Until now we would generally have answered “no” to this question. However, last week the London Central Employment Tribunal ruled that TUPE protection extends to “workers”, and is not limited to employees. Although the decision is not binding, if the ruling is upheld on appeal it’s impact will be significant. Even before any appeal is heard, this decision is likely to “move the needle” in relation to TUPE discussions and we may see parties to commercial transactions and Trade Unions, using the decision to influence negotiations.
Dewhurst v Revisecatch Ltd and CitySprint, involved the question of whether Mx Dewhurst, and 2 other claimants (all bike couriers) were protected by TUPE. They worked for CitySprint until 31 January 2018, when Citysprint lost their contract with HCA Healthcare. The contract was awarded to ReviseCatch, who employed the claimants from 1 February 2018.
The claimants alleged that liability for outstanding holiday pay transferred to Revisecatch under TUPE and there had been a failure to inform and consult under TUPE. Therefore, the tribunal needed to determine if the couriers were caught by TUPE. The case came before Judge Joffe at a preliminary hearing where no evidence was heard, although submissions and skeleton arguments were lodged.

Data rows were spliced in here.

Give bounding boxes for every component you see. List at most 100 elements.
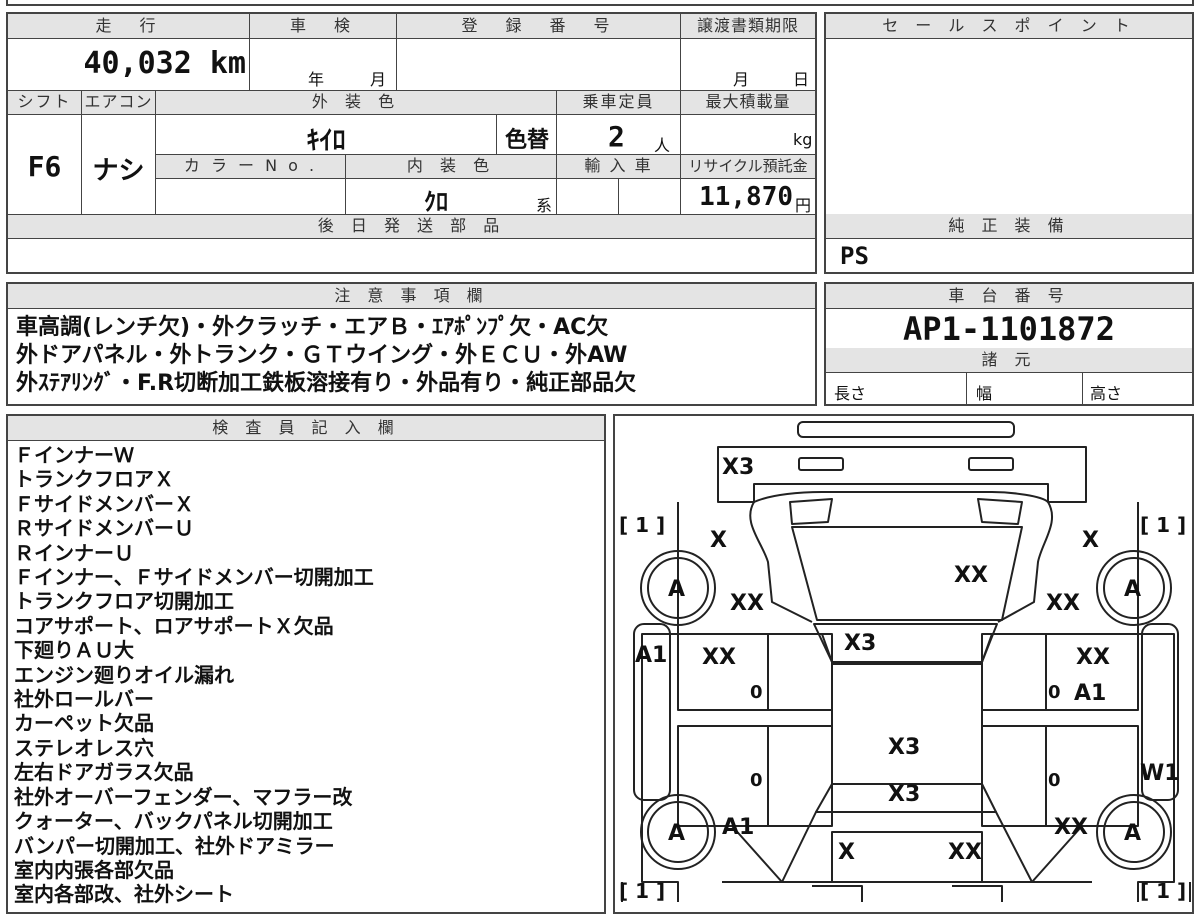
inspector-line: ＦサイドメンバーＸ bbox=[14, 491, 194, 516]
mark-right-rear-door: XX bbox=[1076, 645, 1110, 670]
right-door-mid bbox=[982, 709, 1138, 727]
inspector-line: クォーター、バックパネル切開加工 bbox=[14, 809, 333, 834]
inspector-line: トランクフロアＸ bbox=[14, 467, 174, 492]
mark-hood-left: X bbox=[838, 840, 855, 865]
inspector-panel: 検 査 員 記 入 欄 ＦインナーＷ トランクフロアＸ ＦサイドメンバーＸ Ｒサ… bbox=[6, 414, 606, 914]
exterior-color-value: ｷｲﾛ bbox=[306, 126, 346, 156]
mark-rear-bumper: X3 bbox=[722, 455, 754, 480]
header-shift: シフト bbox=[8, 90, 81, 114]
hood-shape bbox=[781, 811, 1033, 883]
mark-hood-right: XX bbox=[948, 840, 982, 865]
shaken-month: 月 bbox=[370, 70, 387, 89]
inspector-line: ＲインナーＵ bbox=[14, 540, 134, 565]
mark-right-rear-quarter: X bbox=[1082, 528, 1099, 553]
max-load-unit: kg bbox=[793, 130, 813, 149]
inspector-line: トランクフロア切開加工 bbox=[14, 589, 234, 614]
vehicle-info-table: 走 行 車 検 登 録 番 号 譲渡書類期限 40,032 km 年 月 月 日… bbox=[6, 12, 817, 274]
mark-left-door-glass-r: 0 bbox=[750, 682, 763, 703]
header-transfer-deadline: 譲渡書類期限 bbox=[681, 14, 815, 38]
header-inspector-notes: 検 査 員 記 入 欄 bbox=[8, 416, 604, 440]
chassis-panel: 車 台 番 号 AP1-1101872 諸 元 長さ 幅 高さ bbox=[824, 282, 1194, 406]
car-diagram-panel: X3 [ 1 ] [ 1 ] X X XX A A XX XX X3 A1 XX… bbox=[613, 414, 1194, 914]
mark-left-rocker: A1 bbox=[635, 643, 667, 668]
capacity-unit: 人 bbox=[654, 136, 671, 155]
shift-value: F6 bbox=[27, 150, 62, 183]
inspector-line: Ｆインナー、Ｆサイドメンバー切開加工 bbox=[14, 565, 374, 590]
mark-left-rear-fender: XX bbox=[730, 591, 764, 616]
mark-left-rear-door: XX bbox=[702, 645, 736, 670]
inspector-line: コアサポート、ロアサポートＸ欠品 bbox=[14, 613, 334, 638]
mark-left-front-fender: A1 bbox=[722, 815, 754, 840]
inspector-line: 室内各部改、社外シート bbox=[14, 882, 234, 907]
inspector-lines: ＦインナーＷ トランクフロアＸ ＦサイドメンバーＸ ＲサイドメンバーＵ Ｒインナ… bbox=[14, 443, 374, 907]
mark-rear-roof: X3 bbox=[844, 631, 876, 656]
rear-bumper-shape bbox=[717, 446, 1087, 503]
inspector-line: 下廻りＡＵ大 bbox=[14, 638, 134, 663]
rear-light-left bbox=[798, 457, 844, 471]
inspector-line: ＦインナーＷ bbox=[14, 443, 134, 467]
left-door-mid bbox=[678, 709, 832, 727]
mileage-value: 40,032 km bbox=[83, 46, 246, 81]
mark-roof: X3 bbox=[888, 735, 920, 760]
header-sales-point: セ ー ル ス ポ イ ン ト bbox=[826, 14, 1192, 38]
header-interior-color: 内 装 色 bbox=[346, 154, 556, 178]
header-mileage: 走 行 bbox=[8, 14, 249, 38]
transfer-month: 月 bbox=[733, 70, 750, 89]
mark-right-door-glass-f: 0 bbox=[1048, 770, 1061, 791]
inspector-line: 室内内張各部欠品 bbox=[14, 857, 174, 882]
transfer-day: 日 bbox=[793, 70, 810, 89]
mark-left-door-glass-f: 0 bbox=[750, 770, 763, 791]
header-color-number: カ ラ ー N o . bbox=[156, 154, 345, 178]
interior-color-suffix: 系 bbox=[536, 196, 553, 215]
shaken-year: 年 bbox=[308, 70, 325, 89]
note-line: 外ドアパネル・外トランク・ＧＴウイング・外ＥＣＵ・外AW bbox=[16, 343, 628, 368]
mark-right-pillar: A1 bbox=[1074, 681, 1106, 706]
capacity-value: 2 bbox=[608, 120, 625, 153]
mark-bracket-tl: [ 1 ] bbox=[619, 513, 665, 537]
aircon-value: ナシ bbox=[92, 156, 145, 186]
mark-windshield: X3 bbox=[888, 782, 920, 807]
mark-left-rear-wheel: A bbox=[668, 577, 685, 602]
note-line: 車高調(レンチ欠)・外クラッチ・エアＢ・ｴｱﾎﾟﾝﾌﾟ欠・AC欠 bbox=[16, 315, 609, 340]
spec-height-label: 高さ bbox=[1090, 384, 1123, 403]
header-shaken: 車 検 bbox=[250, 14, 396, 38]
mark-bracket-br: [ 1 ] bbox=[1140, 879, 1186, 903]
interior-color-value: ｸﾛ bbox=[424, 188, 448, 216]
roof-shape bbox=[831, 663, 983, 785]
mark-right-front-wheel: A bbox=[1124, 821, 1141, 846]
header-exterior-color: 外 装 色 bbox=[156, 90, 556, 114]
spec-width-label: 幅 bbox=[976, 384, 993, 403]
color-change-label: 色替 bbox=[504, 128, 549, 153]
note-line: 外ｽﾃｱﾘﾝｸﾞ・F.R切断加工鉄板溶接有り・外品有り・純正部品欠 bbox=[16, 371, 637, 396]
inspector-line: 社外オーバーフェンダー、マフラー改 bbox=[14, 784, 353, 809]
mark-right-rocker: W1 bbox=[1140, 761, 1180, 786]
inspector-line: 左右ドアガラス欠品 bbox=[14, 760, 194, 785]
trunk-vent-right bbox=[977, 498, 1023, 525]
mark-left-rear-quarter: X bbox=[710, 528, 727, 553]
spoiler-shape bbox=[797, 421, 1015, 438]
notes-lines: 車高調(レンチ欠)・外クラッチ・エアＢ・ｴｱﾎﾟﾝﾌﾟ欠・AC欠 外ドアパネル・… bbox=[16, 314, 811, 398]
inspector-line: カーペット欠品 bbox=[14, 711, 154, 736]
header-chassis-number: 車 台 番 号 bbox=[826, 284, 1192, 308]
header-aircon: エアコン bbox=[82, 90, 155, 114]
header-specs: 諸 元 bbox=[826, 348, 1192, 372]
header-max-load: 最大積載量 bbox=[681, 90, 815, 114]
inspector-line: エンジン廻りオイル漏れ bbox=[14, 662, 234, 687]
trunk-vent-left bbox=[789, 498, 833, 525]
notes-panel: 注 意 事 項 欄 車高調(レンチ欠)・外クラッチ・エアＢ・ｴｱﾎﾟﾝﾌﾟ欠・A… bbox=[6, 282, 817, 406]
mark-right-rear-fender: XX bbox=[1046, 591, 1080, 616]
header-later-parts: 後 日 発 送 部 品 bbox=[8, 214, 815, 238]
inspector-line: 社外ロールバー bbox=[14, 687, 154, 712]
inspector-line: ＲサイドメンバーＵ bbox=[14, 516, 194, 541]
sales-point-panel: セ ー ル ス ポ イ ン ト 純 正 装 備 PS bbox=[824, 12, 1194, 274]
mark-left-front-wheel: A bbox=[668, 821, 685, 846]
mark-right-rear-wheel: A bbox=[1124, 577, 1141, 602]
top-strip-remnant bbox=[6, 0, 1194, 6]
header-import: 輸 入 車 bbox=[557, 154, 680, 178]
genuine-equipment-value: PS bbox=[840, 242, 869, 270]
header-recycle-deposit: リサイクル預託金 bbox=[681, 154, 815, 178]
header-genuine-equipment: 純 正 装 備 bbox=[826, 214, 1192, 238]
spec-length-label: 長さ bbox=[834, 384, 867, 403]
chassis-number-value: AP1-1101872 bbox=[903, 310, 1115, 348]
recycle-deposit-value: 11,870 bbox=[699, 182, 793, 212]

The lead claimant in this case had previously made headlines by successfully arguing that they were a worker providing services to Citysprint in November 2016.
The claimants accepted that they were workers under s230(3)(b) of the Employment Rights Act 1996. The judge was asked to determine whether they fell within the definition of employee within Reg 2(1) of TUPE and could therefore benefit from the protections of TUPE.
Regulation 2(1) of TUPE says the following: “Employee means any individual who works for another person whether under a contract of service or apprenticeship or otherwise but does not include anyone who provides services under a contract for services…”
In essence, the judge ruled that the words “or otherwise” extend the definition of “employee” under TUPE to include workers. In adopting this approach, the judge based her decision on the fact that the Acquired Rights Directive (upon which TUPE is based) says that what transfers are the “rights and obligations arising from a contract of employment or employment relationship”. The judge decided that an “employment relationship” can include workers, as well as employees. Not taking this approach would be inconsistent with the recitals to the Acquired Rights Directive.
Given its importance we expect this decision to be appealed. It seems remarkable that there has been so little case law on the words “or otherwise”, since a similar definition of employee was contained in the 1981 TUPE Regulations. We are only aware of one other previous employment tribunal decision in 2013 where a worker was held to be an employee for the purpose of a TUPE transfer. Yet that case did not lead to any wider change in approach towards workers.
This case comes at a time when there is a heightened awareness of the various rights which apply to workers and this decision adds to the ongoing conversation around the rights on workers within the so-called gig economy. Workers have historically been given little attention in the context of commercial transactions (for example, in the context of HR due diligence, contractual indemnification or information/consultation on a business sale or outsourcing). This decision may become a watershed moment in this respect, although our advice would be for clients to maintain their position in relation to workers until the outcome of any appeal is known. Looking ahead, the Conservatives, Labour and Liberal Democrats manifestos all refer to extending workers’ rights to some extent, although the Labour manifesto proposes the most radical reform. While there is no specific reference to TUPE, they plan to create a single status of ‘worker’ for everyone apart from those genuinely self-employed in business on their own account. Now if that were to happen, that would truly be a watershed moment.